Born in Nagasaki, Japan, Ishiguro moved to England with his parents at the age of six. He was educated at the University of Kent and received a master's degree in creative writing at the University of East Anglia, a course established and taught by the British writer Malcolm Bradbury. After publishing a number of short stories and articles in magazines in 1980, Ishiguro's first novel, A Pale View of Hills, was published in 1982, winning the Winifred Holtby Prize. His next novel, An Artist of the Floating World (1986), won not only the Whitbread Fiction Prize but also the Whitbread Book of the Year award. It was with The Remains of the Day that Ishiguro achieved widespread recognition. The novel is the first-person narrative of an English butler looking back on his career; beneath the dutiful, restrained, pompous tone of his delivery, it becomes clear how much his life of service has cost him. The conclusion, by its very reservation, is frightening in its evocation of sorrow and loss. Rich in carefully researched historical detail, the book was adapted to film by Ruth Prawer Jhabvala in 1993 and starred Anthony Hopkins.

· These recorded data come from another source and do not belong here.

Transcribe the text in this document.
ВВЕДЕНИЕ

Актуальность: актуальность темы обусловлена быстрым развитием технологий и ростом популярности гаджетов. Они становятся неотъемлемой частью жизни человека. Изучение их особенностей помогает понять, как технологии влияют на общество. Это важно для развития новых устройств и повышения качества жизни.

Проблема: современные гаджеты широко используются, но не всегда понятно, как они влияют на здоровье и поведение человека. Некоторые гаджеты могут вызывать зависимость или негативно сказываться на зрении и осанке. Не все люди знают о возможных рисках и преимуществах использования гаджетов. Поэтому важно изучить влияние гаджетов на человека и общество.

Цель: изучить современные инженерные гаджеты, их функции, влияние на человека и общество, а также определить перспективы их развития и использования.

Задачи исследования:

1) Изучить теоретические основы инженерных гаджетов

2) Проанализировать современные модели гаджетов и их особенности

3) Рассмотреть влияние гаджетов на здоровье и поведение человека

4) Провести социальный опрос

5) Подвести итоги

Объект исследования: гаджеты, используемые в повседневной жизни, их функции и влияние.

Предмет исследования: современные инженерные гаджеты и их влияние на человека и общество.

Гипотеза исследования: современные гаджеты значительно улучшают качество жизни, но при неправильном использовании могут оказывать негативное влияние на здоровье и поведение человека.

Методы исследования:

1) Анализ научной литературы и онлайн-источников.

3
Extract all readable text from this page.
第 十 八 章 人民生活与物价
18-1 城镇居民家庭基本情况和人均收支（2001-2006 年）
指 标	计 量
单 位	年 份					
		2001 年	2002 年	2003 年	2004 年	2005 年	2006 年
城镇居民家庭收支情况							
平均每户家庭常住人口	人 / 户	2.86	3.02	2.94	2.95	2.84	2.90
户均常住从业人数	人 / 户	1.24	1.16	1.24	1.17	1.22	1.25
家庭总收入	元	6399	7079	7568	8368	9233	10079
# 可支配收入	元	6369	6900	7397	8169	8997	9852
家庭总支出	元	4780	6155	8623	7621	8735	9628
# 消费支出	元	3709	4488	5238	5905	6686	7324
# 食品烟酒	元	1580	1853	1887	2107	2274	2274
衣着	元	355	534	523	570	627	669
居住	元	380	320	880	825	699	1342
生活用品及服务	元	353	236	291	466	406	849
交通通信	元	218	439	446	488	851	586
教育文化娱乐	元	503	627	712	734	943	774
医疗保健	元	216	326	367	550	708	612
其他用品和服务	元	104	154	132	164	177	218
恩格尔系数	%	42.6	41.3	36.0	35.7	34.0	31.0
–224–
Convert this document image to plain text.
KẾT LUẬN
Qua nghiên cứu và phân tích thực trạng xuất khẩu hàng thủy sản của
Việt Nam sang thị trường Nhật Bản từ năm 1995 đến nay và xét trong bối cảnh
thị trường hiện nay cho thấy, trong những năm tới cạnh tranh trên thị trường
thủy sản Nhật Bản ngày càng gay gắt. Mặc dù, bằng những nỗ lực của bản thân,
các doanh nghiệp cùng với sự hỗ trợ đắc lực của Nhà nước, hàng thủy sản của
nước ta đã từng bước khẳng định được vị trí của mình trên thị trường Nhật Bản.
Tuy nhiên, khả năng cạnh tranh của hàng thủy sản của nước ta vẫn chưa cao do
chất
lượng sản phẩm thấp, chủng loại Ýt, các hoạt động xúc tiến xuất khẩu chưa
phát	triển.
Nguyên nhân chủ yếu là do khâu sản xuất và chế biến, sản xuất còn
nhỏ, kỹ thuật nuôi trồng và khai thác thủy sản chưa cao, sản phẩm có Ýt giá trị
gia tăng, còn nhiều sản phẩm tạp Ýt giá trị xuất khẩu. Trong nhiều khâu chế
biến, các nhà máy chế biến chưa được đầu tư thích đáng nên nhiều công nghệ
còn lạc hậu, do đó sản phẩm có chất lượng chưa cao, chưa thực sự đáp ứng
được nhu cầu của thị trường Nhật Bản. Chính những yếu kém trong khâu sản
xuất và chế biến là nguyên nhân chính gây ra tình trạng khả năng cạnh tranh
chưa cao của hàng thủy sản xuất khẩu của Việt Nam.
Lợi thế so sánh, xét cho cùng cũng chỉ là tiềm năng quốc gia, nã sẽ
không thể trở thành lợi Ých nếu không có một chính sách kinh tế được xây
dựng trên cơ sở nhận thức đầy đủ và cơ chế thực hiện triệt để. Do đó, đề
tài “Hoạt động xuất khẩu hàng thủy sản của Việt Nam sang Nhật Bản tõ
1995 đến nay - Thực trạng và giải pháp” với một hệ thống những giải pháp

With its large and virtually plotless account, The Unconsoled (1995) could not be more different than its predecessor. In its nightmarish and surrealistic tone, it resembles the grotesque and disturbing literature of the Austrian (Czech) author Franz Kafka. Set in an unnamed Eastern European country, it concerns a visiting pianist scheduled to perform in a concert he seems doomed not to reach, while fragments of the lives and conversations of the townspeople swirl around him. In When We Were Orphans (2000), the central character, a detective in London, is troubled by flashbacks to his childhood in China. He eventually returns to Shanghai to find out what happened to his parents who disappeared under mysterious circumstances during his youth.